We have tested [Sybil:honest] connection ratios of up to 40:1 and compared the performance of GossipSub against: i) Bitcoin’s broadcast/flooding protocol, ii) ETH1.0’s sqrt(N)-based propagation protocol (where N is the estimate of the total number of nodes in the network).
We have run hundreds of tests tweaking and playing with several parameters of the protocol in order to investigate all aspects of its performance and understand its behavioural patterns. Our results have clearly demonstrated that none of the attacks is able to bend the performance of GossipSub to the point where it can become a risk for the blockchain network running on top!
In some attacks, such as the network-wide Eclipse attack, the performance is not affected at all, as Sybils are efficiently excluded from the mesh from the onset.
In some other cases, where more sophisticated attacks such as the Cold Boot Attack are tested, performance is slightly affected, but does not effectively impact the operation of the blockchain network (i.e., the 6 second deadline of Filecoin is never missed).
In contrast, propagation protocols without any security measures — in our test case, the Bitcoin and ETH1.0 pubsub protocols — suffer from both message loss and extensive delays in message propagation which in turn, in turn, results in missing the deadline. In an operational environment this would have severe consequences for the blockchain network and could mean the loss of millions of dollars.
We have dug deep into the behaviour of the protocol in order to cover all edge and corner cases that could present attack vectors. Among other things, we have captured the number of connections that peers maintain to honest peers vs. those they maintain to attacker peers.
It is impressive to see that in the worst of attacks, the Covert Flash Attack, the protocol recovers the mesh in record time — within 2 minutes of the attack being launched — without affecting message delivery performance.

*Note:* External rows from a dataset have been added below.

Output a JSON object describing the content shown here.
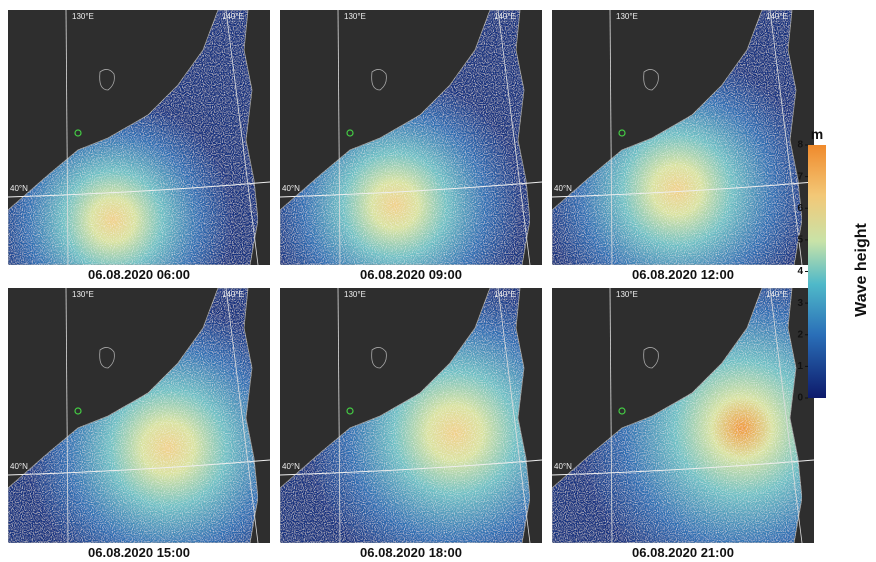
{
  "panels": [
    {
      "caption": "06.08.2020  06:00"
    },
    {
      "caption": "06.08.2020  09:00"
    },
    {
      "caption": "06.08.2020  12:00"
    },
    {
      "caption": "06.08.2020  15:00"
    },
    {
      "caption": "06.08.2020  18:00"
    },
    {
      "caption": "06.08.2020  21:00"
    }
  ],
  "grid_labels": {
    "lon": [
      "130°E",
      "140°E"
    ],
    "lat": [
      "40°N"
    ]
  },
  "colorbar": {
    "unit": "m",
    "label": "Wave height",
    "range": [
      0,
      8
    ],
    "ticks": [
      0,
      1,
      2,
      3,
      4,
      5,
      6,
      7,
      8
    ]
  }
}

GossipSub ticks all the boxes for a secure operation under all identified attacks. The protocol is deployed and operates on the Filecoin Testnet, which currently has more than 350 operational miner nodes and 400 Petabytes in storage capacity. The protocol has been operating flawlessly, validating our design decisions in an operational environment. GossipSub has been adopted and is currently being deployed on the ETH2.0 blockchain.
The team has put a tremendous amount of effort into designing, building, and testing the protocol, and we are excited to see its performance in the Filecoin mainnet. We are looking forward to the Filecoin and ETH2.0 mainnet launch, which will allow us to monitor the protocol’s performance and gather measurements from the operational environment.